Posted on October 6th, 2004 at 7:21 by John Sinteur in category: Intellectual Property

[Quote:]

This is the world of scarcity. Now, with online distribution and retail, we are entering a world of abundance. And the differences are profound.

To see how, meet Robbie Vann-Adibé, the CEO of Ecast, a digital jukebox company whose barroom players offer more than 150,000 tracks – and some surprising usage statistics. He hints at them with a question that visitors invariably get wrong: “What percentage of the top 10,000 titles in any online media store (Netflix, iTunes, Amazon, or any other) will rent or sell at least once a month?”

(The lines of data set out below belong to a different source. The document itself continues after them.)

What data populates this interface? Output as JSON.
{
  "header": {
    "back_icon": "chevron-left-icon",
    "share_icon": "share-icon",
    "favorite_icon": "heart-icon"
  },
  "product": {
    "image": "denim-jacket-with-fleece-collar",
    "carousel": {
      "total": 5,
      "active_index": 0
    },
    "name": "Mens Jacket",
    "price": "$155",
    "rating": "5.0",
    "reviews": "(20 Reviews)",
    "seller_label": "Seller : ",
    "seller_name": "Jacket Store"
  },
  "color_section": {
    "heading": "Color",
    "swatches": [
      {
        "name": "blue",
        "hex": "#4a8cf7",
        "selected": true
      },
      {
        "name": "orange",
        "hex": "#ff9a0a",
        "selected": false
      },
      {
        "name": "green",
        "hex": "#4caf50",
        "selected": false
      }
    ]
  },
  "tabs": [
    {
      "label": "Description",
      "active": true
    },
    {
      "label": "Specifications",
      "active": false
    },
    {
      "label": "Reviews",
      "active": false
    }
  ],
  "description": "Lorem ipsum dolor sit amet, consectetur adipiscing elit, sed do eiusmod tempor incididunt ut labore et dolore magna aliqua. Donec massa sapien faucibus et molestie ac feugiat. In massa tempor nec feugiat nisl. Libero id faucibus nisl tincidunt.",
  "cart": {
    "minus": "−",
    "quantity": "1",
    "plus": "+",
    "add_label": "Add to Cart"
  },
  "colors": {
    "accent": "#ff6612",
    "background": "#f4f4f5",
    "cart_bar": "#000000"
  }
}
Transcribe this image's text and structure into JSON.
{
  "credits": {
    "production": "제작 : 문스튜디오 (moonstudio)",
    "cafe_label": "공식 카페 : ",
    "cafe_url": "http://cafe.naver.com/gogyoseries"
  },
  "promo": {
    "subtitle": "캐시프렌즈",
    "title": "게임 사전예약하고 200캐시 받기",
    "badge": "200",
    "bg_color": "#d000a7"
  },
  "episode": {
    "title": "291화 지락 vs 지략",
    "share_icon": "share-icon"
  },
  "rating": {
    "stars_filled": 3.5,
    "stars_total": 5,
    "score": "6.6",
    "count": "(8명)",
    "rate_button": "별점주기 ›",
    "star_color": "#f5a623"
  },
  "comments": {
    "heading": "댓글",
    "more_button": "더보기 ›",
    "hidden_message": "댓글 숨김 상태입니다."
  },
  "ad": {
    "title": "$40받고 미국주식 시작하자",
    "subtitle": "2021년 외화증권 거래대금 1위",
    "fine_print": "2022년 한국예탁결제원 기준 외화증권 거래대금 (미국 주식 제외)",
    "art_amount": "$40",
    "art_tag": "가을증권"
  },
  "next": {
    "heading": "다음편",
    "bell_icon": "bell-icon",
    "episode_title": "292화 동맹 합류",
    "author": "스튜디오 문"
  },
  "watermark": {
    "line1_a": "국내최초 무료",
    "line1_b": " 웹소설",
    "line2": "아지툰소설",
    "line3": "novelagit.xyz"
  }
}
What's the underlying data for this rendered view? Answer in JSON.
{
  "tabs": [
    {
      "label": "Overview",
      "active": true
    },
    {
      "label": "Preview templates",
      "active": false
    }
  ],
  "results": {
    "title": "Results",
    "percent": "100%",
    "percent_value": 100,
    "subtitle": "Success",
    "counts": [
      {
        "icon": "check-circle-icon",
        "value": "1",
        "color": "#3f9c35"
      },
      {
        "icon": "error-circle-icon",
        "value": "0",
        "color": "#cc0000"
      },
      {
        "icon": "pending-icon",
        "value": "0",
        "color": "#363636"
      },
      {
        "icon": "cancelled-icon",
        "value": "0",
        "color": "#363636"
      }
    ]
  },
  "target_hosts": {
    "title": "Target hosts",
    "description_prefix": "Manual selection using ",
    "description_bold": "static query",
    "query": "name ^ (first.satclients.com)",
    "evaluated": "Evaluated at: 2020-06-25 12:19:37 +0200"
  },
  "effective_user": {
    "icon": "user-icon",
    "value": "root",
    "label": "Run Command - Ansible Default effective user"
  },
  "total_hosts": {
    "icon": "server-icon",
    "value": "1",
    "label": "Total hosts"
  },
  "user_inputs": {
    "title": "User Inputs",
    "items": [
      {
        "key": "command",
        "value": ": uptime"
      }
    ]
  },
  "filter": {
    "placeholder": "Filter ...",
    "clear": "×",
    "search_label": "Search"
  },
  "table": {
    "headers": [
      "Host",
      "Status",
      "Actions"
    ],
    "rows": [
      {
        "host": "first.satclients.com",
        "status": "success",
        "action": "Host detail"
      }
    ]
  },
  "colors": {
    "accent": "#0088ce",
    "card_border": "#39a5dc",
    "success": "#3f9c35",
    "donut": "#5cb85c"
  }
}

Most people guess 20 percent, and for good reason: We’ve been trained to think that way. The 80-20 rule, also known as Pareto’s principle (after Vilfredo Pareto, an Italian economist who devised the concept in 1906), is all around us. Only 20 percent of major studio films will be hits. Same for TV shows, games, and mass-market books – 20 percent all. The odds are even worse for major-label CDs, where fewer than 10 percent are profitable, according to the Recording Industry Association of America.

But the right answer, says Vann-Adibé, is 99 percent. There is demand for nearly every one of those top 10,000 tracks. He sees it in his own jukebox statistics; each month, thousands of people put in their dollars for songs that no traditional jukebox anywhere has ever carried.

People get Vann-Adibé’s question wrong because the answer is counterintuitive in two ways. The first is we forget that the 20 percent rule in the entertainment industry is about hits, not sales of any sort. We’re stuck in a hit-driven mindset – we think that if something isn’t a hit, it won’t make money and so won’t return the cost of its production. We assume, in other words, that only hits deserve to exist. But Vann-Adibé, like executives at iTunes, Amazon, and Netflix, has discovered that the “misses” usually make money, too. And because there are so many more of them, that money can add up quickly to a huge new market.

With no shelf space to pay for and, in the case of purely digital services like iTunes, no manufacturing costs and hardly any distribution fees, a miss sold is just another sale, with the same margins as a hit. A hit and a miss are on equal economic footing, both just entries in a database called up on demand, both equally worthy of being carried. Suddenly, popularity no longer has a monopoly on profitability.

The second reason for the wrong answer is that the industry has a poor sense of what people want. Indeed, we have a poor sense of what we want. We assume, for instance, that there is little demand for the stuff that isn’t carried by Wal-Mart and other major retailers; if people wanted it, surely it would be sold. The rest, the bottom 80 percent, must be subcommercial at best.

But as egalitarian as Wal-Mart may seem, it is actually extraordinarily elitist. Wal-Mart must sell at least 100,000 copies of a CD to cover its retail overhead and make a sufficient profit; less than 1 percent of CDs do that kind of volume. What about the 60,000 people who would like to buy the latest Fountains of Wayne or Crystal Method album, or any other nonmainstream fare? They have to go somewhere else.